Recebeu esse apelido em virtude de executar o dedilhado no instrumento com a mão esquerda, sem inversão do encordoamento. Ele foi um dos responsáveis pelo enobrecimento desse instrumento musical no Brasil. O violão era, até sua época, considerado um instrumento de menor importância e até mesmo dito que só marginais faziam uso dele. A performance marcante nos palcos e o seu estilo único o fizeram gradativamente alcançar notoriedade e reconhecimento artístico entre as décadas de 1910 e 1920. Uma de suas técnicas mais marcantes foi o seu famoso vibrato. Quando na execução desse efeito o músico tremia não só a mão que segurava a corda do violão, mas também o seu corpo inteiro.[1][2][3]

Biografia editar

Início editar

Américo Jacomino nasceu na cidade de São Paulo em 12 de fevereiro de 1889. Era filho de Crescêncio Jacomino e de Vicencia Carpello, imigrantes italianos da região de Nápoles. Não teve formação musical, mas isso não o impediu de, de forma autodidata, aprender teoria musical e a aprender a manejar o instrumento, devido em grande parte por influência do seu irmão, Ernesto Jacomino. Além disso, tocava violão escondido do pai, que não queria que ele se dedicasse ao instrumento. Dado o fato de ser canhoto e autodidata, aprendeu a tocar de forma inusitada e fora dos padrões da época, pois tocava o violão de maneira canhota e com a relação de cordas invertida, isso despertava a curiosidade de quem assistia o seu desempenho. Assim, tal característica tornou-se a sua marca registrada, lhe rendendo a alcunha popular de "Canhoto", pela qual se tornaria notório e lembrado até a atualidade.[1][2][3]

Ainda quando jovem, teve como primeiros empregos a atividade de pintura de painéis e de vendedor jornal, no bairro do Brás na capital paulista, e com as suas economias comprou o seu primeiro violão. Em 1904, fez a sua primeira apresentação e em seguida conheceu em uma seresta o cantor Roque Ricciardi, o Paraguaçu, de que seria seu amigo e colega durante toda a sua vida. Após a morte dos pais, por volta de 1910, Canhoto teve que se sustentar exclusivamente por meio de apresentações e trabalhos musicais em geral.[1][2][3]

Foi casado com Maria Vieira de Moraes, com quem teve um filho: Luis Américo Jacomino.[3][2]

Estrelato editar

 
Américo Jacomino (canhoto) e amigos. Imagem de meados da década de 1910.
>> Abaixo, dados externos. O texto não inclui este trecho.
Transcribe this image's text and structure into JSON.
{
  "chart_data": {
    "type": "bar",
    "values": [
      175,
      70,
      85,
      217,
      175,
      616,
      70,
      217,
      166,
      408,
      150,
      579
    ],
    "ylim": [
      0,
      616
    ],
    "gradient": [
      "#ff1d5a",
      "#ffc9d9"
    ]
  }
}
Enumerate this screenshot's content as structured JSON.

Foi somente em 1912 que Américo Jacomino gravou o seu primeiro disco, pela Odeon. A partir de então passaria a compor, gravar e se apresentar ao público regularmente, gradualmente recebendo reconhecimento do público e da crítica, de modo a consolidar-se no mundo artístico.[1][2][3]

No ano de 1916, realizou um recital no então Salão Nobre do Conservatório Dramático e Musical, no centro de São Paulo. A apresentação fez parte de um grande que contava com a participação de outros músicos notáveis, além de palestras sobre o tema musical e apresentações com declamações de poemas e poesias.[4] Américo Jacomino por conta de seu desempenho nesse evento gerou grande repercussão na crítica musical paulistana, onde ficavam impressionados com sua performance bem como a qualidade das canções.
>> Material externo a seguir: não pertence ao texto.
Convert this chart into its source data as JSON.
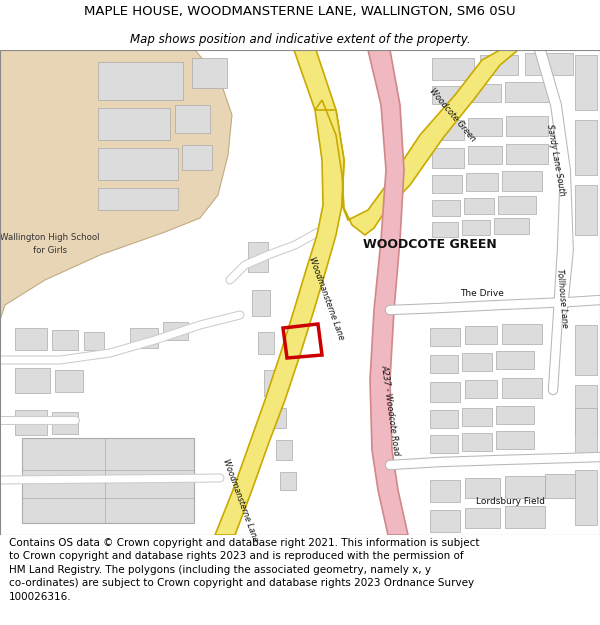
{
  "title_line1": "MAPLE HOUSE, WOODMANSTERNE LANE, WALLINGTON, SM6 0SU",
  "title_line2": "Map shows position and indicative extent of the property.",
  "footer_lines": [
    "Contains OS data © Crown copyright and database right 2021. This information is subject to Crown copyright and database rights 2023 and is reproduced with the permission of",
    "HM Land Registry. The polygons (including the associated geometry, namely x, y co-ordinates) are subject to Crown copyright and database rights 2023 Ordnance Survey",
    "100026316."
  ],
  "road_yellow_fill": "#f5e87a",
  "road_yellow_border": "#c8aa00",
  "road_pink_fill": "#f0b8c0",
  "road_pink_border": "#d08888",
  "building_fill": "#dcdcdc",
  "building_border": "#aaaaaa",
  "school_fill": "#e8d5b5",
  "school_border": "#c0aa80",
  "highlight_red": "#cc0000",
  "map_bg": "#ffffff",
  "white_road": "#ffffff",
  "gray_road_border": "#b8b8b8"
}
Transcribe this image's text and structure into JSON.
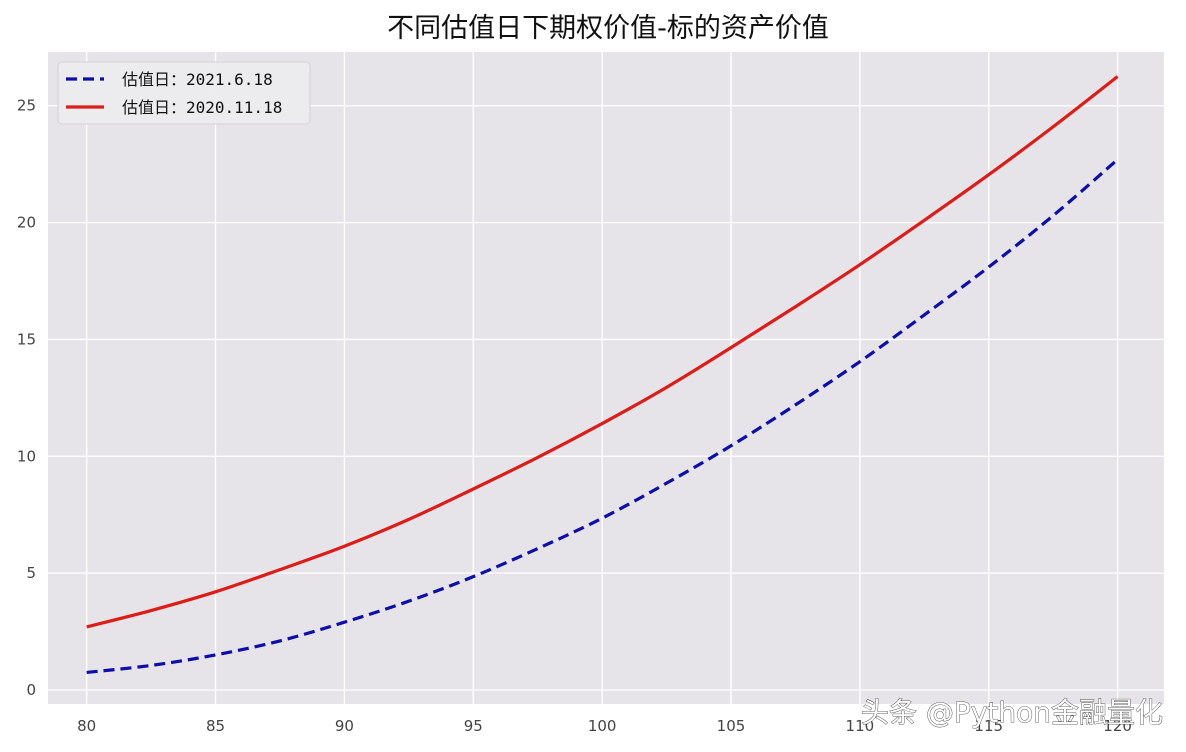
{
  "watermark": "头条 @Python金融量化",
  "chart_data": {
    "type": "line",
    "title": "不同估值日下期权价值-标的资产价值",
    "xlabel": "",
    "ylabel": "",
    "x": [
      80,
      82.5,
      85,
      87.5,
      90,
      92.5,
      95,
      97.5,
      100,
      102.5,
      105,
      107.5,
      110,
      112.5,
      115,
      117.5,
      120
    ],
    "xticks": [
      80,
      85,
      90,
      95,
      100,
      105,
      110,
      115,
      120
    ],
    "yticks": [
      0,
      5,
      10,
      15,
      20,
      25
    ],
    "xlim": [
      78.5,
      121.8
    ],
    "ylim": [
      -0.6,
      27.3
    ],
    "grid": true,
    "legend_position": "top-left",
    "colors": {
      "plot_background": "#e6e4e8",
      "grid": "#ffffff"
    },
    "series": [
      {
        "name": "估值日：2021.6.18",
        "color": "#0d0dab",
        "dash": "dashed",
        "values": [
          0.75,
          1.05,
          1.5,
          2.1,
          2.9,
          3.8,
          4.85,
          6.05,
          7.35,
          8.85,
          10.45,
          12.2,
          14.05,
          16.05,
          18.1,
          20.3,
          22.7
        ]
      },
      {
        "name": "估值日：2020.11.18",
        "color": "#dd1c18",
        "dash": "solid",
        "values": [
          2.7,
          3.4,
          4.2,
          5.15,
          6.15,
          7.3,
          8.6,
          9.95,
          11.4,
          12.95,
          14.65,
          16.4,
          18.2,
          20.1,
          22.05,
          24.1,
          26.25
        ]
      }
    ]
  }
}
Até então a crítica ignorava e desdenhava da importância do violão na música instrumental, sendo cética quanto a capacidade de recitais de qualidade por meio desse instrumento. Esse feito, no concerto de 1916, lhe proporcionou vários convites para apresentações nos principais palcos do Brasil e para lançamento de novos discos.[1][3] Desde então o músico passou a ser atração preferencial da elite paulistana, que disputava cadeiras para assistir os seus recitais. Como resultado, aos poucos foi sendo reduzido o preconceito que havia em torno da importância do violão para a música erudita.[5][3]

Em junho de 1916, Manuel Leiroz escreve sobre o Canhoto:

O jornal paulistano A Gazeta, em edição de 5 de setembro de 1916, ao anunciar um concerto do violonista advertia os seus leitores:[6]
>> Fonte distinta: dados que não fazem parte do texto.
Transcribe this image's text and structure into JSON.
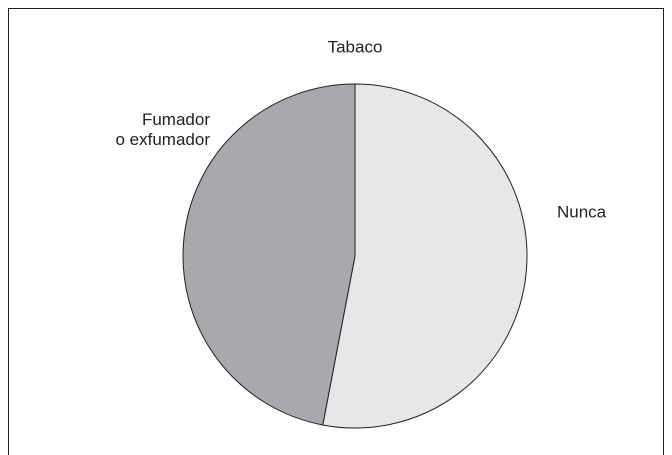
{
  "chart_data": {
    "type": "pie",
    "title": "Tabaco",
    "categories": [
      "Nunca",
      "Fumador\no exfumador"
    ],
    "values": [
      53,
      47
    ],
    "colors": [
      "#e6e7e8",
      "#a7a9ac"
    ]
  }
}
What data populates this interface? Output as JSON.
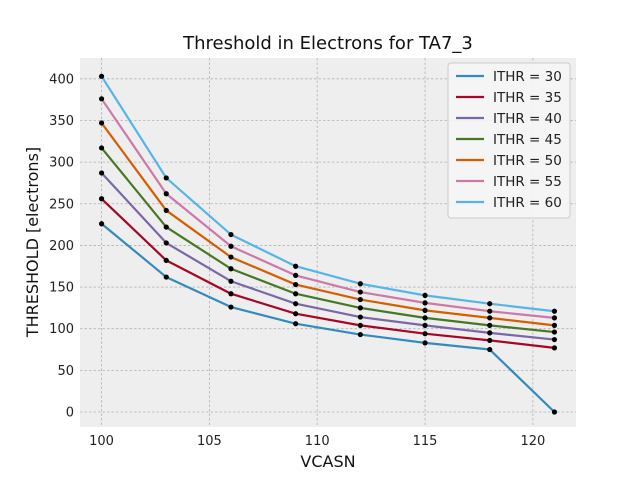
{
  "chart_data": {
    "type": "line",
    "title": "Threshold in Electrons for TA7_3",
    "xlabel": "VCASN",
    "ylabel": "THRESHOLD [electrons]",
    "xlim": [
      99,
      122
    ],
    "ylim": [
      -18,
      425
    ],
    "xticks": [
      100,
      105,
      110,
      115,
      120
    ],
    "yticks": [
      0,
      50,
      100,
      150,
      200,
      250,
      300,
      350,
      400
    ],
    "grid": true,
    "legend_position": "top-right",
    "x": [
      100,
      103,
      106,
      109,
      112,
      115,
      118,
      121
    ],
    "series": [
      {
        "name": "ITHR = 30",
        "color": "#348abd",
        "values": [
          226,
          162,
          126,
          106,
          93,
          83,
          75,
          0
        ]
      },
      {
        "name": "ITHR = 35",
        "color": "#a60628",
        "values": [
          256,
          182,
          142,
          118,
          104,
          94,
          86,
          77
        ]
      },
      {
        "name": "ITHR = 40",
        "color": "#7a68a6",
        "values": [
          287,
          203,
          157,
          130,
          114,
          104,
          95,
          87
        ]
      },
      {
        "name": "ITHR = 45",
        "color": "#467821",
        "values": [
          317,
          222,
          172,
          142,
          125,
          113,
          104,
          96
        ]
      },
      {
        "name": "ITHR = 50",
        "color": "#d55e00",
        "values": [
          347,
          242,
          186,
          153,
          135,
          122,
          113,
          104
        ]
      },
      {
        "name": "ITHR = 55",
        "color": "#cc79a7",
        "values": [
          376,
          262,
          199,
          164,
          144,
          131,
          121,
          113
        ]
      },
      {
        "name": "ITHR = 60",
        "color": "#56b4e9",
        "values": [
          403,
          281,
          213,
          175,
          154,
          140,
          130,
          121
        ]
      }
    ]
  }
}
Em uma oportunidade, estava agendado no Teatro Municipal de São Paulo uma da apresentação da dançaria Isadora Duncan, justamente no mesmo dia e horário do recital de Américo Jacomino, em uma casa de apresentações logo ao lado, contudo ainda assim este esteve lotado.[2][3]

Foram também contemporâneos de Canhoto o violonista paraguaio Agustin Barrios e a espanhola Josefina Robledo, que realizavam também frequentes apresentações no Brasil. Assim, os três tiveram papel fundamental no desenvolvimento do violão instrumental no Brasil e a consolidação desse instrumento na música erudita.[1][2][3]

Principais músicas editar

Foi em 1917 que compôs as suas três músicas mais memoráveis: a valsa "Abismo de Rosas" (inicialmente denominada Acordes do Violão), a "Marcha Triunfal Brasileira" (derivada do dobrado "Campos Salles") e a "Marcha dos Marinheiros", composta em homenagem a Marinha Brasileira.[2][3]

 
Retrato de 'Canhoto' ainda nos primórdios de sua carreira.

Ao final da década de 1910, criou um dos primeiros conjuntos de música caipira, ao lado de um ator cômico que encarnava o personagem Jeca Tatu, de Monteiro Lobato, e também incluindo uma cantora mirim. Porém, o trio Viterbo-Abigail-Canhoto seria dissolvido de forma trágica em 1920, com o assassinato de Viterbo de Azevedo durante uma turnê do trio em Poços de Caldas.[2][3]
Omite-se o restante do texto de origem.